Ángel Peiró, unos sesenta asistentes y el "Yoga, un sistema de reconducción vital" son los elementos que constituyeron el taller organizado por la Asociación Internacional de Profesores de Yoga (IYTA en sus siglas en inglés) el 29 de marzo de 2008 en el centro cívico Torrero de Zaragoza (España). Ángel Peiró estructuró la clase en tres grandes bloques, uno teórico dedicado a por qué el yoga funciona, cómo se llega a él y qué es, un segundo bloque de metodología aplicada y una última sección de realización práctica.
El yoga se extiende porque funciona, a unos les ha resultado eficaz y se lo cuentan a otros que repiten el proceso, expandiendo el yoga casi con efecto viral. El yoga es un sistema seguro sin efectos secundarios, cuando es aplicado correctamente, y es efectivo porque se adapta a las personas y respeta sus necesidades concretas y no al revés. Estas necesidades son debidas, casi invariablemente, a sentimientos de insatisfacción, cuyo extremo negativo es el sufrimiento, Duhkha. El yoga logra aliviar insatisfacciones motrices y locomotrices, alivia sobrecargas continuadas de tensiones afectivas, emocionales y laborales así como disfunciones fisiológicas. Cubre las necesidades filosóficas y metafísicas basadas en el concepto causa-efecto y permite afrontar la separación existente entre la dimensión superficial y la realidad profunda de cada individuo.
Podríamos decir entonces que el yoga nos ayuda en la búsqueda de la felicidad definida como esa paz interior, serenidad y tranquilidad duradera que se encuentra en nuestro interior. En definitiva, nuestra relación con el yoga la podemos afrontar desde una estrategia de mantenimiento alimenticio, de ejercicio y de autocontrol y serenidad, para conservar la estabilidad mental, o como sistema de autoconocimiento. El yoga no es un sistema terapéutico, pero puede usarse como tal. El yoga no es una filosofía, pero está impregnado de ella. El yoga no es una religión pero es espiritual. El yoga es un sistema de liberación de la temporalidad por la adicción a la vida debida a la ignorancia metafísica. El yoga propone la experiencia de la no-experiencia, suprimiendo las fluctuaciones mentales y nos permite superar la limitación de la mente para poder llegar a entrever el plano espiritual. La mente es la ventana que nos permite acceder a esa dimensión y, para poder ver a través de ella, debemos integrar perfectamente los elementos costituyentes de la dimensión superficial: mente, cuerpo y energía. La mejor respresentante de la energía es la respiración. Como todos hemos comprobado en muchas ocasiones existe una estrecha relación entre la respiración y la mente, influyen la una en la otra directamente. Y es el cuerpo el que nos permite inspirar y espirar.

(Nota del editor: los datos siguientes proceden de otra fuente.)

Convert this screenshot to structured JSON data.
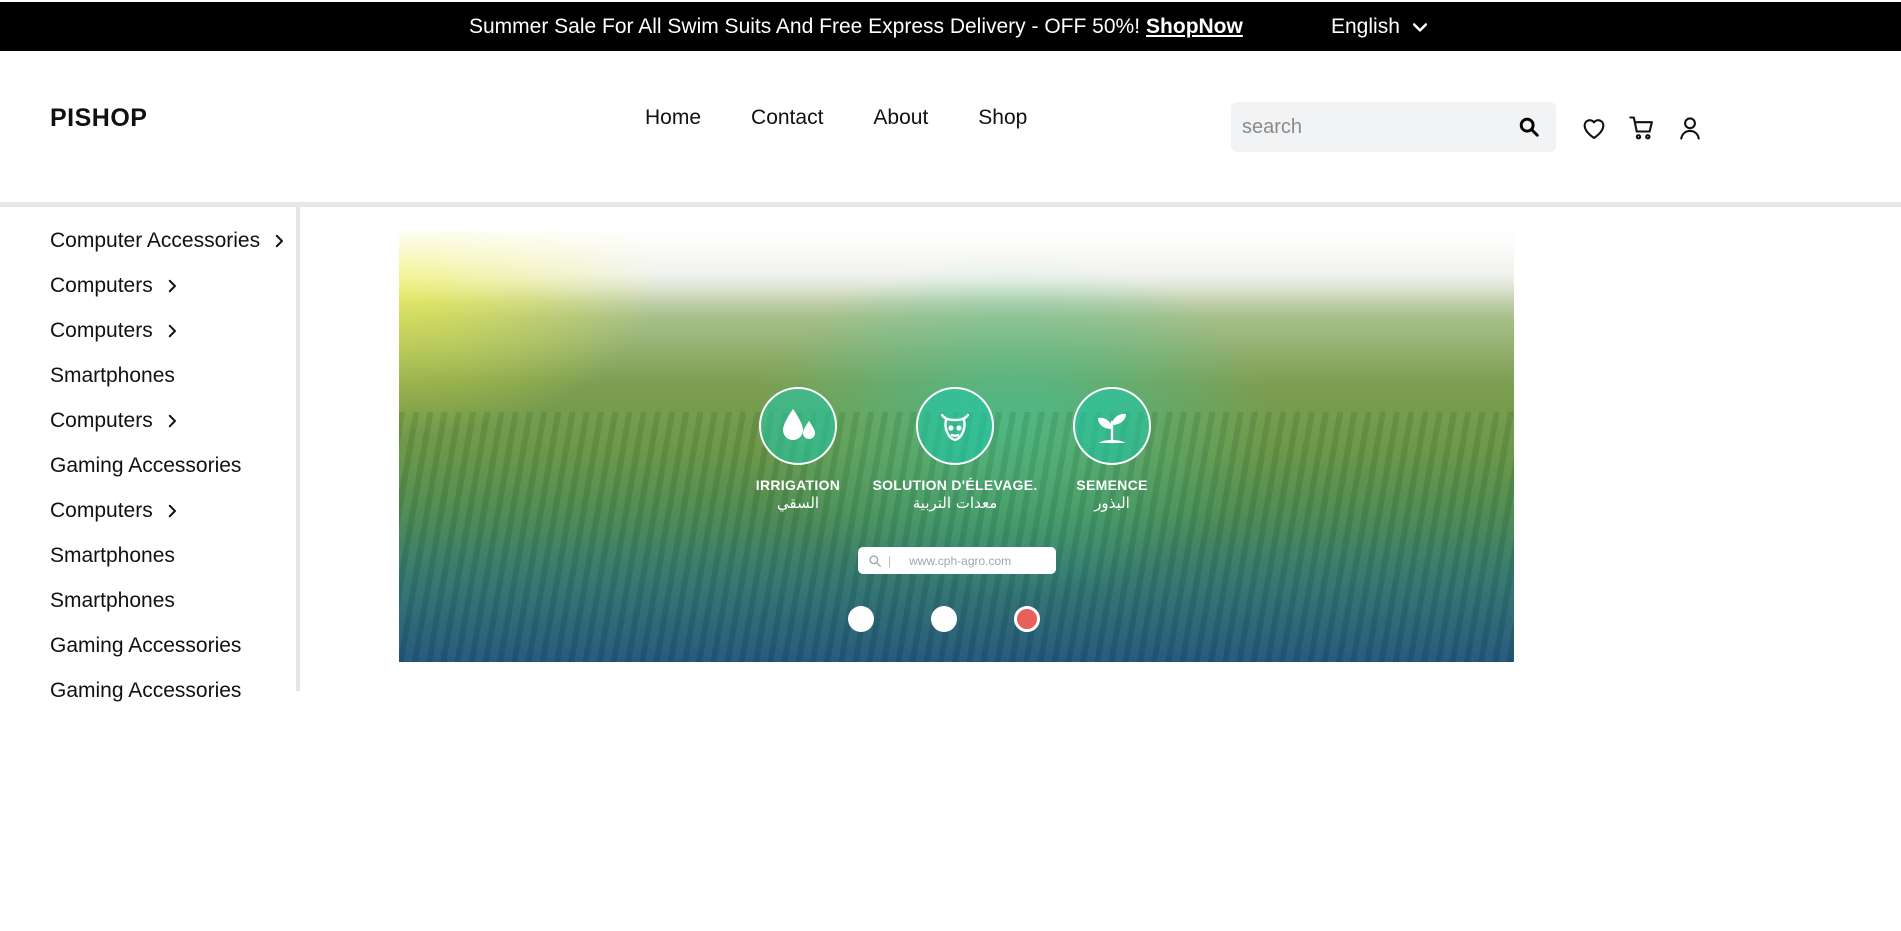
{
  "topbar": {
    "promo_text": "Summer Sale For All Swim Suits And Free Express Delivery - OFF 50%!",
    "promo_link": "ShopNow",
    "language": "English"
  },
  "header": {
    "logo": "PISHOP",
    "nav": [
      "Home",
      "Contact",
      "About",
      "Shop"
    ],
    "search_placeholder": "search",
    "icons": [
      "heart-icon",
      "cart-icon",
      "user-icon"
    ]
  },
  "sidebar": {
    "items": [
      {
        "label": "Computer Accessories",
        "has_submenu": true
      },
      {
        "label": "Computers",
        "has_submenu": true
      },
      {
        "label": "Computers",
        "has_submenu": true
      },
      {
        "label": "Smartphones",
        "has_submenu": false
      },
      {
        "label": "Computers",
        "has_submenu": true
      },
      {
        "label": "Gaming Accessories",
        "has_submenu": false
      },
      {
        "label": "Computers",
        "has_submenu": true
      },
      {
        "label": "Smartphones",
        "has_submenu": false
      },
      {
        "label": "Smartphones",
        "has_submenu": false
      },
      {
        "label": "Gaming Accessories",
        "has_submenu": false
      },
      {
        "label": "Gaming Accessories",
        "has_submenu": false
      }
    ]
  },
  "hero": {
    "services": [
      {
        "title": "IRRIGATION",
        "subtitle": "السقي",
        "icon": "water-drops-icon"
      },
      {
        "title": "SOLUTION D'ÉLEVAGE.",
        "subtitle": "معدات التربية",
        "icon": "livestock-icon"
      },
      {
        "title": "SEMENCE",
        "subtitle": "البذور",
        "icon": "seedling-icon"
      }
    ],
    "url_text": "www.cph-agro.com",
    "slides_count": 3,
    "active_slide": 3
  },
  "colors": {
    "topbar_bg": "#000000",
    "active_dot": "#e7605a",
    "search_bg": "#f2f3f5"
  }
}
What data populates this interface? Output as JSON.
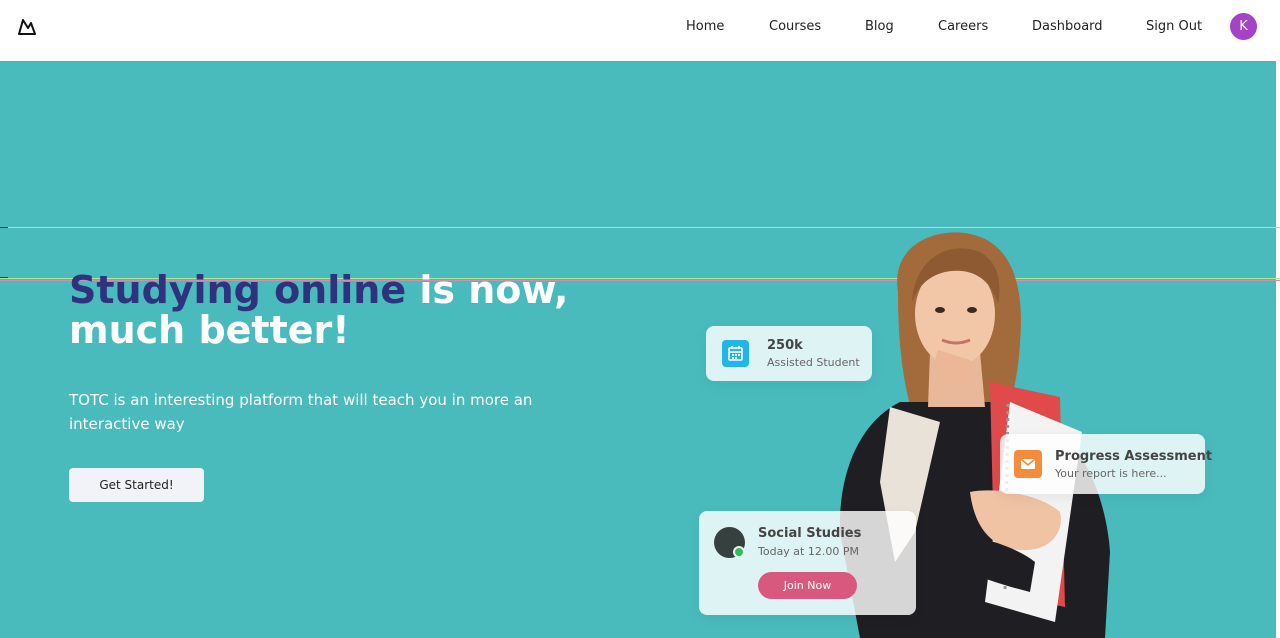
{
  "nav": {
    "logo_icon": "mountain-logo-icon",
    "links": [
      "Home",
      "Courses",
      "Blog",
      "Careers",
      "Dashboard",
      "Sign Out"
    ],
    "avatar_initial": "K"
  },
  "hero": {
    "title_accent": "Studying online",
    "title_rest_line1": " is now,",
    "title_line2": "much better!",
    "subtitle": "TOTC is an interesting platform that will teach you in more an interactive way",
    "cta_label": "Get Started!"
  },
  "cards": {
    "stat": {
      "icon": "calendar-icon",
      "value": "250k",
      "label": "Assisted Student"
    },
    "progress": {
      "icon": "mail-icon",
      "title": "Progress Assessment",
      "subtitle": "Your report is here..."
    },
    "class": {
      "title": "Social Studies",
      "time": "Today at 12.00 PM",
      "button_label": "Join Now"
    }
  },
  "colors": {
    "hero_bg": "#49BBBD",
    "title_accent": "#2F327D",
    "avatar_bg": "#A642C6",
    "join_button": "#D8587E",
    "stat_icon": "#22B6E6",
    "mail_icon": "#F48C3E",
    "online_dot": "#2BBF56"
  }
}
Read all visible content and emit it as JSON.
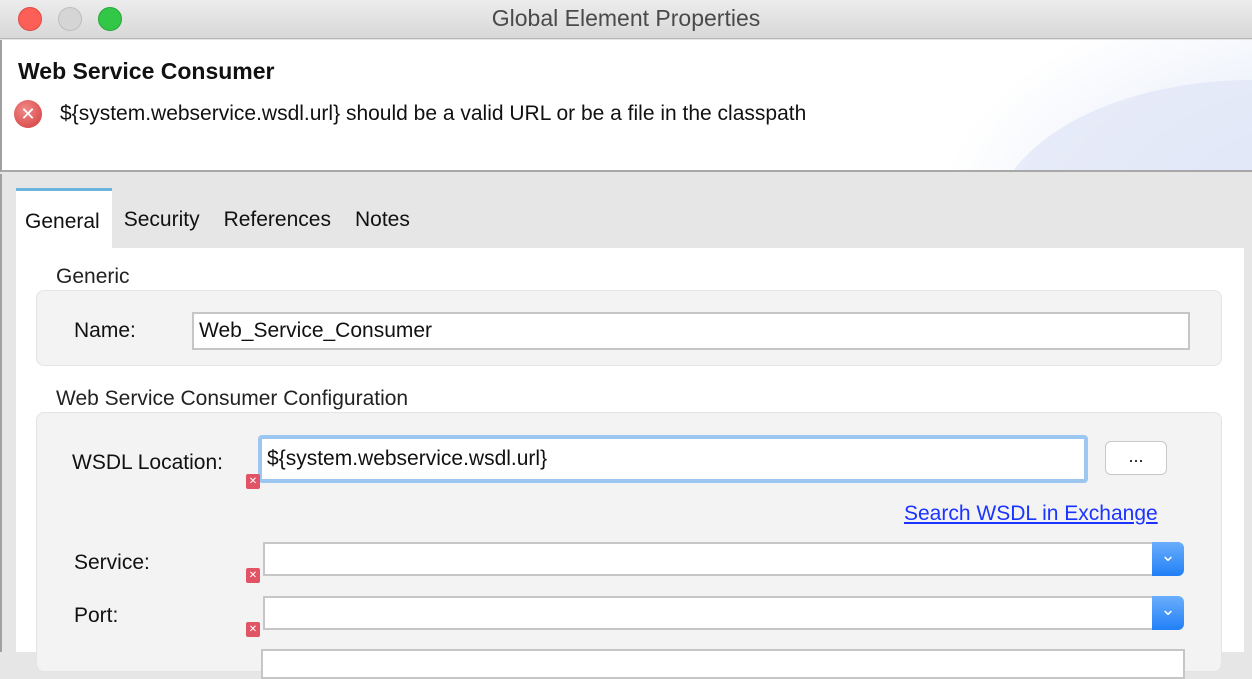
{
  "window": {
    "title": "Global Element Properties"
  },
  "header": {
    "title": "Web Service Consumer",
    "error_message": "${system.webservice.wsdl.url} should be a valid URL or be a file in the classpath"
  },
  "tabs": [
    {
      "label": "General",
      "active": true
    },
    {
      "label": "Security",
      "active": false
    },
    {
      "label": "References",
      "active": false
    },
    {
      "label": "Notes",
      "active": false
    }
  ],
  "generic": {
    "label": "Generic",
    "name_label": "Name:",
    "name_value": "Web_Service_Consumer"
  },
  "config": {
    "label": "Web Service Consumer Configuration",
    "wsdl_label": "WSDL Location:",
    "wsdl_value": "${system.webservice.wsdl.url}",
    "browse_label": "...",
    "search_link": "Search WSDL in Exchange",
    "service_label": "Service:",
    "service_value": "",
    "port_label": "Port:",
    "port_value": ""
  },
  "icons": {
    "error": "✕",
    "chevron": "⌄"
  },
  "colors": {
    "accent_tab": "#6cb4de",
    "focus_ring": "#9cc7f1",
    "link": "#1a33ff",
    "error": "#e05466",
    "select_button": "#2180f6"
  }
}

Para lograr nuestro objetivo de integrar cuerpo, mente y energía realizamos asanas. Una asana es un equilibrio entre la atención, vigilancia y voluntad, y la comodidad y aceptación de la posición. El trabajo postural en aplicación dinámica (vinyasas) es una coreografía que se pone al servicio de la dimensión profunda realizando un movimiento consciente, lento, regular y uniforme que está cubierto y coordinado por la respiración desde que empieza hasta que termina el movimiento. Fue así como iniciamos el bloque metodológico. Primero con el estudio de las series de vinyasas a trabajar, diferenciando los tres niveles de intensidad desde el más básico, el nivel intermedio y un último nivel intenso, más elevado.
Por último, la realización práctica de vinyasas con intensidad básica e intermedia, finalizando con doce ciclos del pranayama Ujjayi Anuloma, y el posterior canto del Om.